Price says, and she holds the red sweater up in the air for all the class to see.

#How old is rachel on the price is right how to
I would’ve known how to tell her it wasn’t mine instead of just sitting there with that look on my face and nothing coming out of my mouth. Today I wish I was one hundred and two instead of eleven because if I was one hundred and two I’d have known what to say when Mrs. Only today I wish I didn’t have only eleven years rattling inside me like pennies in a tin Band-Aid box. And you don’t feel smart eleven, not until you’re almost twelve. It takes a few days, weeks even, sometimes even months before you say Eleven when they ask you.

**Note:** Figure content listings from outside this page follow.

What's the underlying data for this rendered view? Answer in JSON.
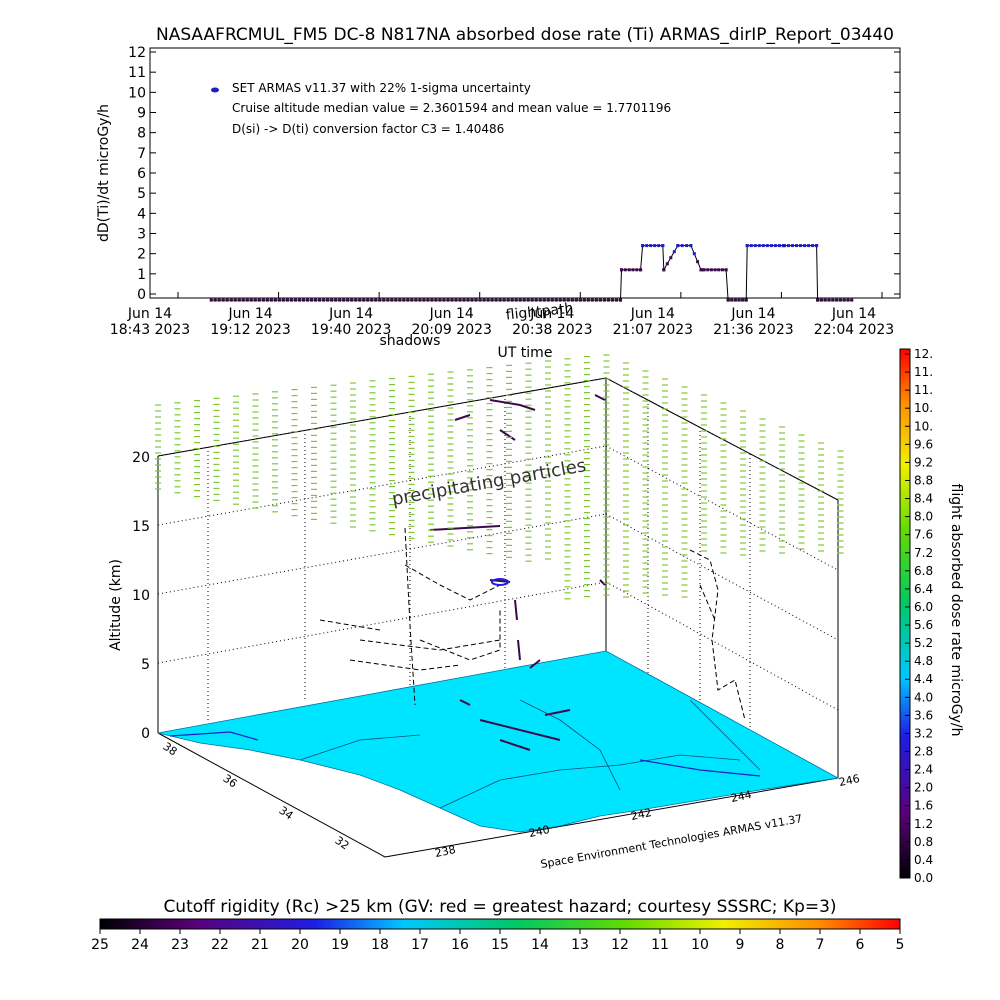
{
  "colors": {
    "terrain": "#00e5ff",
    "trace": "#3a0a4a",
    "marker": "#1e1ec8",
    "particles": "#7ec832",
    "frame": "#000000"
  },
  "chart_data": [
    {
      "type": "line",
      "title": "NASAAFRCMUL_FM5 DC-8   N817NA absorbed dose rate (Ti) ARMAS_dirIP_Report_03440",
      "xlabel": "UT time",
      "ylabel": "dD(Ti)/dt microGy/h",
      "ylim": [
        0,
        12
      ],
      "yticks": [
        "0",
        "1",
        "2",
        "3",
        "4",
        "5",
        "6",
        "7",
        "8",
        "9",
        "10",
        "11",
        "12"
      ],
      "xticks": [
        {
          "t": 0,
          "top": "Jun 14",
          "bottom": "18:43 2023"
        },
        {
          "t": 1,
          "top": "Jun 14",
          "bottom": "19:12 2023"
        },
        {
          "t": 2,
          "top": "Jun 14",
          "bottom": "19:40 2023"
        },
        {
          "t": 3,
          "top": "Jun 14",
          "bottom": "20:09 2023"
        },
        {
          "t": 4,
          "top": "Jun 14",
          "bottom": "20:38 2023"
        },
        {
          "t": 5,
          "top": "Jun 14",
          "bottom": "21:07 2023"
        },
        {
          "t": 6,
          "top": "Jun 14",
          "bottom": "21:36 2023"
        },
        {
          "t": 7,
          "top": "Jun 14",
          "bottom": "22:04 2023"
        }
      ],
      "legend": {
        "entry": "SET ARMAS v11.37 with 22% 1-sigma uncertainty",
        "line2": "Cruise altitude median value = 2.3601594 and mean value = 1.7701196",
        "line3": "D(si) -> D(ti) conversion factor C3 = 1.40486",
        "placement": "top-left"
      },
      "series": [
        {
          "name": "SET ARMAS v11.37 with 22% 1-sigma uncertainty",
          "x": [
            0.33,
            4.4,
            4.41,
            4.6,
            4.62,
            4.82,
            4.83,
            4.97,
            5.1,
            5.2,
            5.23,
            5.45,
            5.47,
            5.65,
            5.66,
            6.02,
            6.03,
            6.35,
            6.36,
            6.7
          ],
          "y": [
            -0.3,
            -0.3,
            1.2,
            1.2,
            2.4,
            2.4,
            1.2,
            2.4,
            2.4,
            1.2,
            1.2,
            1.2,
            -0.3,
            -0.3,
            2.4,
            2.4,
            2.4,
            2.4,
            -0.3,
            -0.3
          ]
        }
      ]
    },
    {
      "type": "scatter",
      "ylabel": "Altitude (km)",
      "zticks": [
        "0",
        "5",
        "10",
        "15",
        "20"
      ],
      "lat_ticks": [
        "38",
        "36",
        "34",
        "32"
      ],
      "lon_ticks": [
        "238",
        "240",
        "242",
        "244",
        "246"
      ],
      "annotations": {
        "particles": "precipitating particles",
        "shadow": "shadows",
        "flightpath": "flightpath",
        "credit": "Space Environment Technologies ARMAS v11.37"
      }
    },
    {
      "type": "heatmap",
      "label": "flight absorbed dose rate microGy/h",
      "ticks": [
        "0.0",
        "0.4",
        "0.8",
        "1.2",
        "1.6",
        "2.0",
        "2.4",
        "2.8",
        "3.2",
        "3.6",
        "4.0",
        "4.4",
        "4.8",
        "5.2",
        "5.6",
        "6.0",
        "6.4",
        "6.8",
        "7.2",
        "7.6",
        "8.0",
        "8.4",
        "8.8",
        "9.2",
        "9.6",
        "10.",
        "10.",
        "11.",
        "11.",
        "12."
      ]
    },
    {
      "type": "heatmap",
      "label": "Cutoff rigidity (Rc) >25 km (GV: red = greatest hazard; courtesy SSSRC; Kp=3)",
      "ticks": [
        "25",
        "24",
        "23",
        "22",
        "21",
        "20",
        "19",
        "18",
        "17",
        "16",
        "15",
        "14",
        "13",
        "12",
        "11",
        "10",
        "9",
        "8",
        "7",
        "6",
        "5"
      ]
    }
  ]
}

Because the way you grow old is kind of like an onion or like the rings inside a tree trunk or like my little wooden dolls that fit one inside the other, each year inside the next one. That’s what I tell Mama when she’s sad and needs to cry. And maybe one day when you’re all grown up maybe you will need to cry like if you’re three, and that’s okay. Or maybe some days you might need to sit on your mama’s lap because you’re scared, and that’s the part of you that’s five. Like some days you might say something stupid, and that’s the part of you that’s still ten. And you are-underneath the year that makes you eleven. You open your eyes and everything’s just like yesterday, only it’s today.

And when you wake up on your eleventh birthday you expect to feel eleven, but you don’t. What they don’t understand about birthdays and what they never tell you is that when you’re eleven, you’re also ten, and nine, and eight, and seven, and six, and five, and four, and three, and two, and one.